Background: The familial occurrence of inflammatory bowel disease (IBD) and the clinical features of familial and sporadic IBD in the genetically homogeneous Finnish population are evaluated.
Methods: 257 patients with Crohn disease (CD) and 436 with ulcerative colitis (UC) participated in the study. They were asked whether IBD was present (familial IBD) or absent (sporadic IBD) in their first-degree relatives. Data on the clinical course of the disease were collected from the patient records. Antibodies to Saccharomyces cerevisiae (ASCA) and anti-neutrophil cytoplasmic antibodies (ANCA) were determined from serum samples.

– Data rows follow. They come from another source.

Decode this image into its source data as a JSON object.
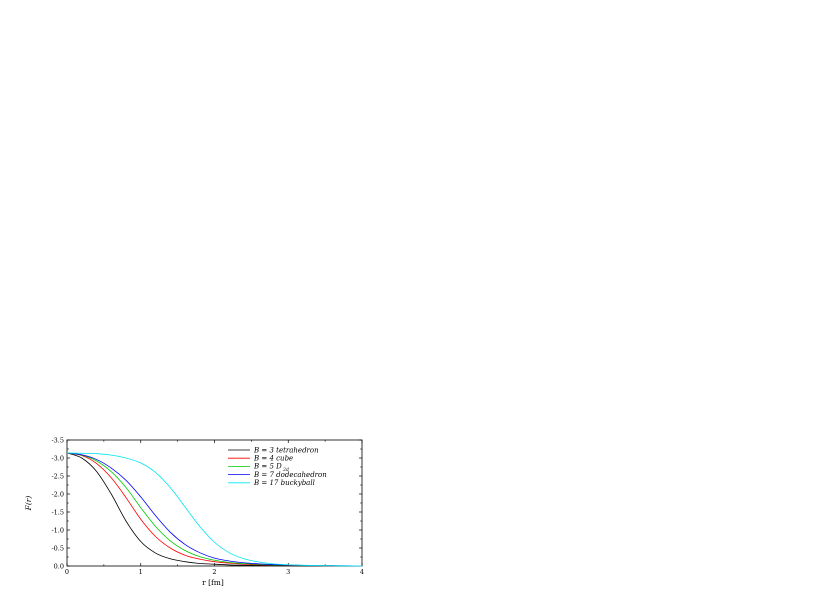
{
  "chart_data": {
    "type": "line",
    "title": "",
    "xlabel": "r [fm]",
    "ylabel": "F(r)",
    "xlim": [
      0,
      4
    ],
    "ylim": [
      0.0,
      -3.5
    ],
    "y_axis_inverted": true,
    "x_ticks": [
      0,
      1,
      2,
      3,
      4
    ],
    "x_tick_labels": [
      "0",
      "1",
      "2",
      "3",
      "4"
    ],
    "y_ticks": [
      0.0,
      -0.5,
      -1.0,
      -1.5,
      -2.0,
      -2.5,
      -3.0,
      -3.5
    ],
    "y_tick_labels": [
      "0.0",
      "-0.5",
      "-1.0",
      "-1.5",
      "-2.0",
      "-2.5",
      "-3.0",
      "-3.5"
    ],
    "grid": false,
    "legend_position": "top-right",
    "x": [
      0,
      0.2,
      0.4,
      0.6,
      0.8,
      1.0,
      1.2,
      1.4,
      1.6,
      1.8,
      2.0,
      2.2,
      2.4,
      2.6,
      2.8,
      3.0,
      3.2,
      3.4,
      3.6,
      3.8,
      4.0
    ],
    "series": [
      {
        "name": "B = 3   tetrahedron",
        "label_main": "B = 3   tetrahedron",
        "color": "#000000",
        "values": [
          -3.14,
          -3.0,
          -2.63,
          -2.0,
          -1.25,
          -0.68,
          -0.36,
          -0.2,
          -0.12,
          -0.07,
          -0.05,
          -0.03,
          -0.02,
          -0.015,
          -0.01,
          -0.007,
          -0.005,
          -0.003,
          -0.002,
          -0.001,
          -0.001
        ]
      },
      {
        "name": "B = 4   cube",
        "label_main": "B = 4   cube",
        "color": "#ff0000",
        "values": [
          -3.14,
          -3.07,
          -2.85,
          -2.45,
          -1.9,
          -1.3,
          -0.82,
          -0.5,
          -0.3,
          -0.19,
          -0.12,
          -0.08,
          -0.05,
          -0.035,
          -0.025,
          -0.017,
          -0.012,
          -0.008,
          -0.005,
          -0.003,
          -0.002
        ]
      },
      {
        "name": "B = 5   D 2d",
        "label_main": "B = 5   D",
        "label_sub": "2d",
        "color": "#00cc00",
        "values": [
          -3.14,
          -3.08,
          -2.92,
          -2.62,
          -2.18,
          -1.62,
          -1.1,
          -0.7,
          -0.43,
          -0.26,
          -0.16,
          -0.1,
          -0.065,
          -0.045,
          -0.03,
          -0.02,
          -0.014,
          -0.01,
          -0.007,
          -0.004,
          -0.003
        ]
      },
      {
        "name": "B = 7   dodecahedron",
        "label_main": "B = 7   dodecahedron",
        "color": "#0000ff",
        "values": [
          -3.14,
          -3.09,
          -2.96,
          -2.72,
          -2.38,
          -1.92,
          -1.4,
          -0.94,
          -0.6,
          -0.37,
          -0.22,
          -0.14,
          -0.09,
          -0.06,
          -0.04,
          -0.027,
          -0.018,
          -0.012,
          -0.008,
          -0.005,
          -0.003
        ]
      },
      {
        "name": "B = 17  buckyball",
        "label_main": "B = 17  buckyball",
        "color": "#00e5ee",
        "values": [
          -3.14,
          -3.13,
          -3.12,
          -3.08,
          -3.0,
          -2.86,
          -2.6,
          -2.18,
          -1.64,
          -1.1,
          -0.66,
          -0.37,
          -0.2,
          -0.11,
          -0.06,
          -0.035,
          -0.02,
          -0.012,
          -0.007,
          -0.004,
          -0.002
        ]
      }
    ]
  }
}
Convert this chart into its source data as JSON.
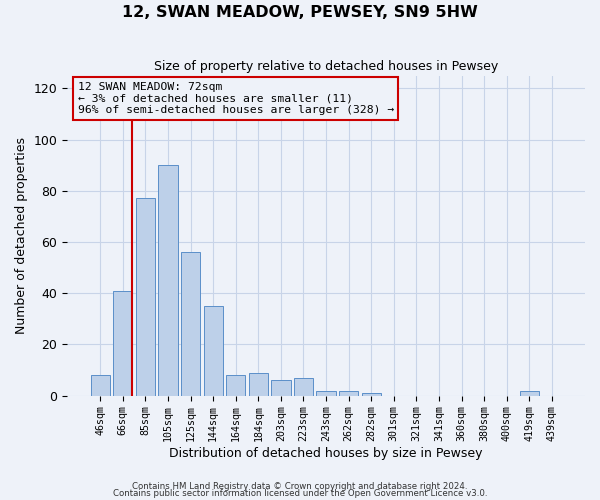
{
  "title": "12, SWAN MEADOW, PEWSEY, SN9 5HW",
  "subtitle": "Size of property relative to detached houses in Pewsey",
  "xlabel": "Distribution of detached houses by size in Pewsey",
  "ylabel": "Number of detached properties",
  "bar_labels": [
    "46sqm",
    "66sqm",
    "85sqm",
    "105sqm",
    "125sqm",
    "144sqm",
    "164sqm",
    "184sqm",
    "203sqm",
    "223sqm",
    "243sqm",
    "262sqm",
    "282sqm",
    "301sqm",
    "321sqm",
    "341sqm",
    "360sqm",
    "380sqm",
    "400sqm",
    "419sqm",
    "439sqm"
  ],
  "bar_values": [
    8,
    41,
    77,
    90,
    56,
    35,
    8,
    9,
    6,
    7,
    2,
    2,
    1,
    0,
    0,
    0,
    0,
    0,
    0,
    2,
    0
  ],
  "bar_color": "#bdd0e9",
  "bar_edge_color": "#5b8fc9",
  "ylim": [
    0,
    125
  ],
  "yticks": [
    0,
    20,
    40,
    60,
    80,
    100,
    120
  ],
  "vline_color": "#cc0000",
  "annotation_title": "12 SWAN MEADOW: 72sqm",
  "annotation_line1": "← 3% of detached houses are smaller (11)",
  "annotation_line2": "96% of semi-detached houses are larger (328) →",
  "annotation_box_color": "#cc0000",
  "footnote1": "Contains HM Land Registry data © Crown copyright and database right 2024.",
  "footnote2": "Contains public sector information licensed under the Open Government Licence v3.0.",
  "grid_color": "#c8d4e8",
  "background_color": "#eef2f9"
}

Results: Affected first-degree relatives were found in 15.6% of patients with CD and in 13.8% of patients with UC. In familial cases CD was more often located in the ileum (38% versus 21%) and less often in the ileocolon (35% versus 50%) (P< 0.05) than in sporadic cases. A greater percentage of CD patients than UC patients were smokers (47% versus 13%; P < 0.01). An elevated level of IgA and/or IgG antibodies for ASCA was found more often in CD patients than in UC patients (59% versus 14%; P < 0.01), while pANCA were found more often in UC than in CD patients (48% versus 12%; P < 0.01). The combination of pANCA-ASCA+ yielded a sensitivity, specificity and positive predictive value of 48%, 92% and 90%, respectively, for CD, and the combination of pANCA + ASCA- of 55%, 94% and 90%, respectively, for UC.
Conclusions: The percentage of familial IBD cases in Finland is comparable to that reported elsewhere in Europe. No important clinical differences between patients with familial and sporadic forms of the disease were found. ASCA is associated with both familial and sporadic CD and pANCA with UC, but low sensitivity diminishes their value as a serological marker of IBD or as a differential diagnostic test between CD and UC.